- Born: Kenneth Peter Medema December 7, 1943 (age 82) Grand Rapids, Michigan, US
- Occupations: Musician, singer-songwriter
- Instruments: Vocals, keyboards
- Years active: 1973–present
- Labels: Word, Brier Patch Music
- Website: kenmedema.com

= Ken Medema =

American musician and singer-songwriter (born 1943)

Kenneth Peter Medema (born December 7, 1943) is an American musician and singer-songwriter who has been performing in the United States, Canada, and Europe for more than forty years. Some of his best known songs began as live improvisations.

Medema was born almost blind; his eyes only let him tell light from shadow and see outlines of major objects. He began playing the piano when he was five years old, and three years later began taking lessons in classical music through braille music, playing by ear and improvising in different styles.

In 1969, he majored in music therapy at Michigan State University in Lansing, studying both piano and voice. Afterwards he worked as a music therapist in Fort Wayne, Indiana, and later at Essex County Hospital in New Jersey.

In 1973, he began performing and recording his own songs while at Essex County Hospital. "I had a bunch of teenagers who were really hurting," he says, "and I started writing songs about their lives. Then I thought, 'Why don't you start writing songs about your Christian life?' So I started doing that, and people really responded."

His lyrics generally provide social commentary on themes such as justice, hunger, poverty, homelessness, and Christian charity as it pertains to them.
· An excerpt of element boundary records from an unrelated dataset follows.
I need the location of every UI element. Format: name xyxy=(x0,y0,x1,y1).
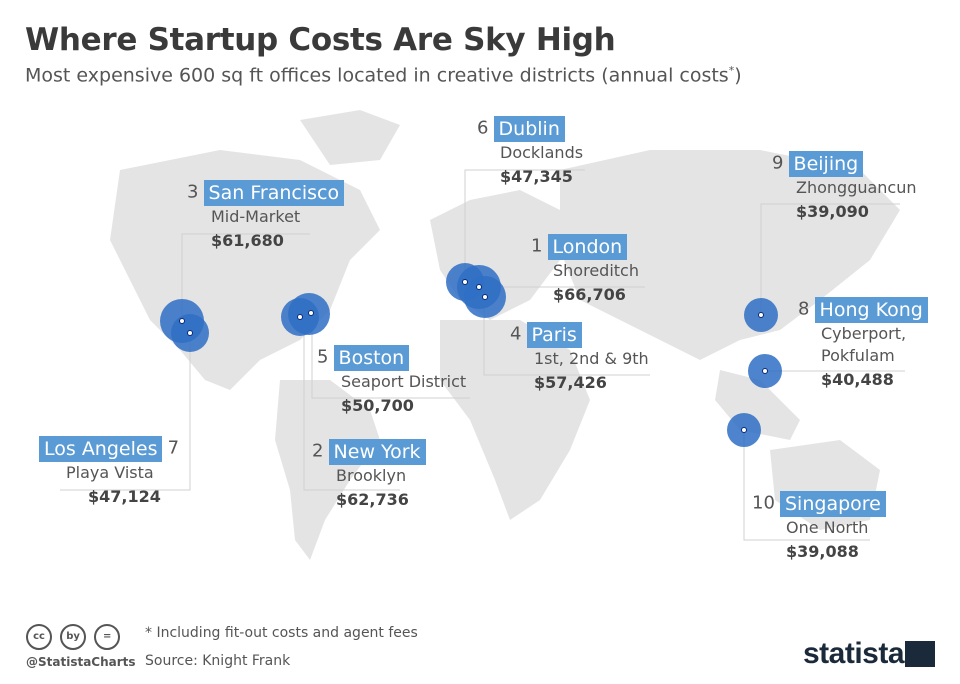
license-icons: cc by = xyxy=(26,624,123,650)
label-beijing: 9 Beijing Zhongguancun $39,090 xyxy=(772,151,917,221)
dot-new-york xyxy=(308,310,314,316)
city-dots xyxy=(179,279,768,433)
leader-lines xyxy=(60,169,905,541)
label-singapore: 10 Singapore One North $39,088 xyxy=(752,491,886,565)
leader-line-singapore xyxy=(743,430,870,541)
label-london: 1 London Shoreditch $66,706 xyxy=(531,234,639,304)
leader-line-beijing xyxy=(760,203,900,315)
label-los-angeles: Los Angeles 7 Playa Vista $47,124 xyxy=(39,436,179,510)
landmass-south-america xyxy=(275,380,380,560)
city-name: London xyxy=(547,234,628,260)
statista-logo-text[interactable]: statista xyxy=(803,637,905,670)
dot-beijing xyxy=(758,312,764,318)
label-boston: 5 Boston Seaport District $50,700 xyxy=(317,345,467,415)
city-name: Paris xyxy=(526,322,582,348)
landmass-greenland xyxy=(300,110,400,165)
dot-london xyxy=(476,284,482,290)
leader-line-boston xyxy=(311,313,470,399)
dot-dublin xyxy=(462,279,468,285)
leader-line-new-york xyxy=(303,318,400,491)
leader-line-dublin xyxy=(464,169,585,282)
city-name: New York xyxy=(328,439,426,465)
dot-san-francisco xyxy=(179,318,185,324)
city-name: Dublin xyxy=(493,116,565,142)
landmass-asia xyxy=(560,150,900,360)
attribution-icon: by xyxy=(60,624,87,650)
city-name: Boston xyxy=(333,345,410,371)
no-derivatives-icon: = xyxy=(94,624,121,650)
twitter-handle[interactable]: @StatistaCharts xyxy=(26,655,136,669)
city-name: Singapore xyxy=(780,491,886,517)
dot-hong-kong xyxy=(762,368,768,374)
label-san-francisco: 3 San Francisco Mid-Market $61,680 xyxy=(187,180,345,254)
city-name: Beijing xyxy=(788,151,864,177)
landmass-africa xyxy=(440,320,590,520)
footnote: * Including fit-out costs and agent fees xyxy=(145,625,418,641)
dot-boston xyxy=(297,314,303,320)
statista-logo-icon xyxy=(905,641,935,667)
dot-los-angeles xyxy=(187,330,193,336)
leader-line-los-angeles xyxy=(60,332,191,491)
page-title: Where Startup Costs Are Sky High xyxy=(25,22,616,58)
leader-line-san-francisco xyxy=(181,233,310,322)
label-new-york: 2 New York Brooklyn $62,736 xyxy=(312,439,426,513)
label-hong-kong: 8 Hong Kong Cyberport, Pokfulam $40,488 xyxy=(798,297,928,393)
source-note: Source: Knight Frank xyxy=(145,653,291,669)
page-subtitle: Most expensive 600 sq ft offices located… xyxy=(25,64,742,87)
city-name: Los Angeles xyxy=(39,436,163,462)
leader-line-paris xyxy=(483,296,650,376)
city-name: San Francisco xyxy=(203,180,345,206)
city-name: Hong Kong xyxy=(814,297,928,323)
dot-singapore xyxy=(741,427,747,433)
creative-commons-icon: cc xyxy=(26,624,52,650)
label-paris: 4 Paris 1st, 2nd & 9th $57,426 xyxy=(510,322,649,392)
dot-paris xyxy=(482,294,488,300)
label-dublin: 6 Dublin Docklands $47,345 xyxy=(477,116,584,186)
He has published a total of 26 albums, the first of which he recorded for Word and Shawnee Press, and then went on to found Brier Patch Music in 1985. Through Brier Patch Music, he organizes and schedules his events, as well as publishes his music. The business was named after Brer Rabbit's home in the legendary Uncle Remus stories. "Brer Rabbit lived in a place not comfortable for anyone else," Medema says, "and we decided to follow him there."
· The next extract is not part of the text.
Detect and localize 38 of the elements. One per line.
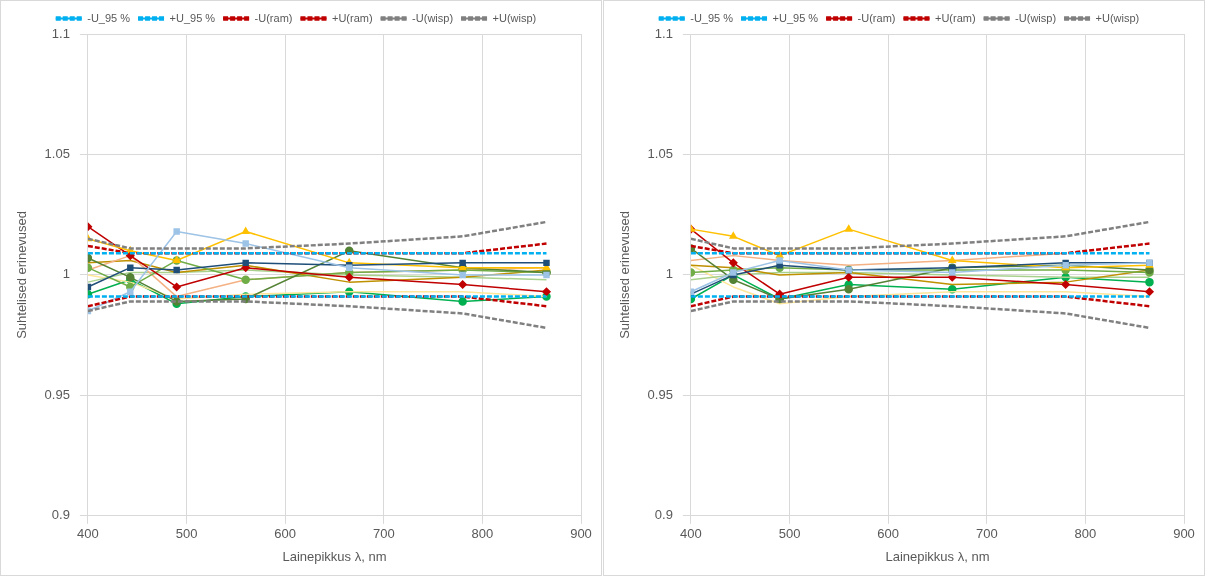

Performances regularly include songs improvised both musically and lyrically by accepting audience recommendations, sermon topics, or guest speaker stories as their basis. He performs in national and worldwide (church) congregations, campuses, youth gatherings, and annual assemblies. He lives near San Francisco, California, with his wife Jane. They have been married since 1965 and have two grown children and four grandchildren.